ŞİKÂYETE HAKKIMIZ YOK
Mahlûkatın, bilhassa insanların Allah Teâlâ’ya karşı şikâyete hakları yoktur. Çünkü şikâyet bir hak ve hukuktan meydana gelir. Bütün mahlûkatı sırf lütuf ve keremi ile yokluktan varlık âlemine çıkaran, hayat sahiplerine binlerce hissiyat takan, bilhassa insanı akıl, hayal, hafıza gibi harika cihazlarla teçhiz ederek arza halife ve kumandan kılan O Âdil-i Rahîm’e karşı, hiç kimsenin hiçbir cihette itiraza hakkı yoktur.
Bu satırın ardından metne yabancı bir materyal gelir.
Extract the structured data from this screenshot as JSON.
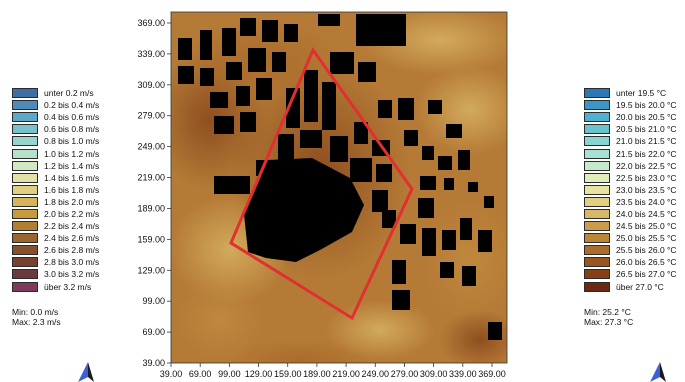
{
  "wind_legend": {
    "items": [
      {
        "label": "unter 0.2 m/s",
        "color": "#3f6ea4"
      },
      {
        "label": "0.2 bis 0.4 m/s",
        "color": "#4d8bbd"
      },
      {
        "label": "0.4 bis 0.6 m/s",
        "color": "#5ca8c8"
      },
      {
        "label": "0.6 bis 0.8 m/s",
        "color": "#79c2cb"
      },
      {
        "label": "0.8 bis 1.0 m/s",
        "color": "#97d4cb"
      },
      {
        "label": "1.0 bis 1.2 m/s",
        "color": "#b7e0cb"
      },
      {
        "label": "1.2 bis 1.4 m/s",
        "color": "#d2e8c2"
      },
      {
        "label": "1.4 bis 1.6 m/s",
        "color": "#e2e2a6"
      },
      {
        "label": "1.6 bis 1.8 m/s",
        "color": "#e0cf80"
      },
      {
        "label": "1.8 bis 2.0 m/s",
        "color": "#d6b45a"
      },
      {
        "label": "2.0 bis 2.2 m/s",
        "color": "#c89a3e"
      },
      {
        "label": "2.2 bis 2.4 m/s",
        "color": "#b27e33"
      },
      {
        "label": "2.4 bis 2.6 m/s",
        "color": "#9b6530"
      },
      {
        "label": "2.6 bis 2.8 m/s",
        "color": "#87512f"
      },
      {
        "label": "2.8 bis 3.0 m/s",
        "color": "#76412f"
      },
      {
        "label": "3.0 bis 3.2 m/s",
        "color": "#6b3a3c"
      },
      {
        "label": "über 3.2 m/s",
        "color": "#7d3a5a"
      }
    ],
    "min": "Min: 0.0 m/s",
    "max": "Max: 2.3 m/s"
  },
  "temp_legend": {
    "items": [
      {
        "label": "unter 19.5 °C",
        "color": "#2a78b5"
      },
      {
        "label": "19.5 bis 20.0 °C",
        "color": "#3c94c8"
      },
      {
        "label": "20.0 bis 20.5 °C",
        "color": "#4fb0d0"
      },
      {
        "label": "20.5 bis 21.0 °C",
        "color": "#69c4d0"
      },
      {
        "label": "21.0 bis 21.5 °C",
        "color": "#88d6cf"
      },
      {
        "label": "21.5 bis 22.0 °C",
        "color": "#a6e2cf"
      },
      {
        "label": "22.0 bis 22.5 °C",
        "color": "#c6eac9"
      },
      {
        "label": "22.5 bis 23.0 °C",
        "color": "#dfeebb"
      },
      {
        "label": "23.0 bis 23.5 °C",
        "color": "#e8e3a0"
      },
      {
        "label": "23.5 bis 24.0 °C",
        "color": "#e2cf84"
      },
      {
        "label": "24.0 bis 24.5 °C",
        "color": "#d6b868"
      },
      {
        "label": "24.5 bis 25.0 °C",
        "color": "#c99d4c"
      },
      {
        "label": "25.0 bis 25.5 °C",
        "color": "#bb853a"
      },
      {
        "label": "25.5 bis 26.0 °C",
        "color": "#aa6d2b"
      },
      {
        "label": "26.0 bis 26.5 °C",
        "color": "#985620"
      },
      {
        "label": "26.5 bis 27.0 °C",
        "color": "#854018"
      },
      {
        "label": "über 27.0 °C",
        "color": "#6c2812"
      }
    ],
    "min": "Min: 25.2 °C",
    "max": "Max: 27.3 °C"
  },
  "map": {
    "y_ticks": [
      "369.00",
      "339.00",
      "309.00",
      "279.00",
      "249.00",
      "219.00",
      "189.00",
      "159.00",
      "129.00",
      "99.00",
      "69.00",
      "39.00"
    ],
    "x_ticks": [
      "39.00",
      "69.00",
      "99.00",
      "129.00",
      "159.00",
      "189.00",
      "219.00",
      "249.00",
      "279.00",
      "309.00",
      "339.00",
      "369.00"
    ],
    "x_range": [
      39,
      369
    ],
    "y_range": [
      39,
      369
    ],
    "boundary_color": "#e03030",
    "building_color": "#000000"
  }
}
Cenâb-ı Hakk’ın mahlûkatına verdiği nimetler, meziyetler, kabiliyetler, sırf O’nun lütuf ve keremindendir. Lütuf ve ihsan ise, O’nun iradesine ve hikmetine taallûk eder. Dilediğini hayvaniyet mertebesinde bırakır, dilediğini insaniyet ile şereflendirir.
Öyle ise insanın yapması gereken en mühim iş, Cenab-ı Hakk’a karşı şükür, hamd, tesbih, tekbir ve tazim vazifelerini yerine getirmektir.
Bazı insanlar bu hakikati idrak edemediklerinden haksız itirazlara sapmaktadırlar. Allah-u Azimüşşân’ın her şeye hakkını vermesi, her mahlûku yerli yerinde yaratması ve bütün mevcudatı nizam ve intizam tahtında lâyık oldukları kemale isal etmesi gösteriyor ki, O, Âdil-i Hakîm’dir, zulümden münezzehtir.